Only if this A1 is awarded, award the following:
A1 for maximum and minimum within circles,
A1 for x-intercepts between 1 and 2 and between 4 and 5,
A1 for left endpoint at \((0{\text{, }}0)\) and right endpoint within circle.
[4 marks]
appropriate approach (M1)
e.g. recognizing that \(v = s'\) , finding derivative, \(a = s''\)
valid method to find maximum (M1)
e.g. sketch of \(v\) , \(v'(t) = 0\) , \(t = 5.08698 \ldots \)
\(v = 10.20025 \ldots \)
\(v = 10.2\) \([10.2{\text{, }}10.3]\) A1 N2
[3 marks]
Examiners report
Most candidates sketched an approximately correct shape for the displacement of a particle in the given domain, but many lost marks for carelessness in graphing the local extrema or the right endpoint.

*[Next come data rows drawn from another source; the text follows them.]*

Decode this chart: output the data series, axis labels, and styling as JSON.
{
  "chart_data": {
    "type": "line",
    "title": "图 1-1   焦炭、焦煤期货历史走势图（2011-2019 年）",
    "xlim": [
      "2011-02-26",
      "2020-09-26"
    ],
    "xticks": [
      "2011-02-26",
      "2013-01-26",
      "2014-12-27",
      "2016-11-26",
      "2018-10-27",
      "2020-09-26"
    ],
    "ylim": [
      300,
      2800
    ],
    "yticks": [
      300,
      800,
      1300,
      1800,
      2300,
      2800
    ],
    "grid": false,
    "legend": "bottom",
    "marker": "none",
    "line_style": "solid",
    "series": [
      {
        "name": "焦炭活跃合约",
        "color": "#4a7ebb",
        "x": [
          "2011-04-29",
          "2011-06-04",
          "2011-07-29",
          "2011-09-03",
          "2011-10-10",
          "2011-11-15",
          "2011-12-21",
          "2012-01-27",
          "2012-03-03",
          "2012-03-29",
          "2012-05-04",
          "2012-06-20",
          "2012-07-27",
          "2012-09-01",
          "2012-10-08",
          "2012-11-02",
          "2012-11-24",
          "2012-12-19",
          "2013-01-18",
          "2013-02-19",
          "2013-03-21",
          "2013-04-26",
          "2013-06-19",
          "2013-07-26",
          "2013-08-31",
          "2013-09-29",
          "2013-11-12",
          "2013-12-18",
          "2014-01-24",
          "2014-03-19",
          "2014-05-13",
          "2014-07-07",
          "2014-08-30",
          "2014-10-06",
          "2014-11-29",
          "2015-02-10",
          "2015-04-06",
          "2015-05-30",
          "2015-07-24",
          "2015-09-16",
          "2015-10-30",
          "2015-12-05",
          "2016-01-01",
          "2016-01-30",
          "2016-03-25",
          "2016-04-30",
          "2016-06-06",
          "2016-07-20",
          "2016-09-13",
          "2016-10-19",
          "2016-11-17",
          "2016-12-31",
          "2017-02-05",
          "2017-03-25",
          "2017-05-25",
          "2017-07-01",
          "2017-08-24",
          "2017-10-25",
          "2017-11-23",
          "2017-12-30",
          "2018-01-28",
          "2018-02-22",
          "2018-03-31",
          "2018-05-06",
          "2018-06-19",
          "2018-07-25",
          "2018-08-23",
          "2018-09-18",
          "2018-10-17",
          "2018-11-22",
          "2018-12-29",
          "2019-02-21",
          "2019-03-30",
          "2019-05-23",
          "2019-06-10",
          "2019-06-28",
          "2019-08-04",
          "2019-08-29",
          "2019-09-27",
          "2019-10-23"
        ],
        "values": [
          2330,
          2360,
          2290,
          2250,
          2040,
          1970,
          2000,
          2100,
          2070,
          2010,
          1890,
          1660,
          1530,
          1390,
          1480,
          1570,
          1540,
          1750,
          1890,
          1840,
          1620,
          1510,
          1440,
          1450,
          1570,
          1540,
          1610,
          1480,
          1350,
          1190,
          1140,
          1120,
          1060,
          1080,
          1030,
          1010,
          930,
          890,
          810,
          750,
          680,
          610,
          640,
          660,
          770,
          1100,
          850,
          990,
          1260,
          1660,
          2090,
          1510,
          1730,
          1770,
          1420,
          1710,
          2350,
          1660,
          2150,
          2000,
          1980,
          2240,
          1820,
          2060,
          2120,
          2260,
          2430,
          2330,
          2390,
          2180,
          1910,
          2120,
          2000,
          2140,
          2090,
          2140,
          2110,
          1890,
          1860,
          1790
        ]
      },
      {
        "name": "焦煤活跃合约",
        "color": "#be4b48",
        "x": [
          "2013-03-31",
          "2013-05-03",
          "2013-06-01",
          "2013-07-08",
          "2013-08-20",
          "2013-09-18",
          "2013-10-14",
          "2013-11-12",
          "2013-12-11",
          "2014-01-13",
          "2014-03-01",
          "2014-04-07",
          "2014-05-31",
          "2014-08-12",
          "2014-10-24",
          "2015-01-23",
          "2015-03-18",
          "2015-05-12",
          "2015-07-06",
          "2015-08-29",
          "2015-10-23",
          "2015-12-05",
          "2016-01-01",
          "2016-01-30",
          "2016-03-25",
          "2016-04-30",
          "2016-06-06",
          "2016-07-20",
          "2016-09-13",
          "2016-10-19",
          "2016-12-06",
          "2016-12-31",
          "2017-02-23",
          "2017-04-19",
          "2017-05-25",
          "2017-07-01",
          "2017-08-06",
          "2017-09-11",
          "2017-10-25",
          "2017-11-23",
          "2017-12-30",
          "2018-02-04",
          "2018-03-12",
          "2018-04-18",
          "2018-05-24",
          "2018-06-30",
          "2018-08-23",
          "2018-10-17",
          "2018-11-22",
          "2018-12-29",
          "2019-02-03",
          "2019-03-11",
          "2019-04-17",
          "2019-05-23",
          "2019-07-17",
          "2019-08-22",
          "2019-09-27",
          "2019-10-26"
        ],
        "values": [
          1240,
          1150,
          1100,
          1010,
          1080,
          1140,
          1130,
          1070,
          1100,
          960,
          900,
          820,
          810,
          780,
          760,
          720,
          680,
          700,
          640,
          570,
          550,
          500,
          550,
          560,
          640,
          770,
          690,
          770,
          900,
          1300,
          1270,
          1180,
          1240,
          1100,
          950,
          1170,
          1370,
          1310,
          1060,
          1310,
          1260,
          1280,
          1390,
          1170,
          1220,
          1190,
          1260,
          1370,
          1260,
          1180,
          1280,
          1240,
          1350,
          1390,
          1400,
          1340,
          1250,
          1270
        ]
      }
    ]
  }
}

In part (b), most candidates knew to differentiate displacement to find velocity, but few knew how to then find the maximum. Occasionally, a candidate would give the time value of the maximum. Others attempted to incorrectly set the first derivative equal to zero and solve analytically rather than take the maximum value from the graph of the velocity function.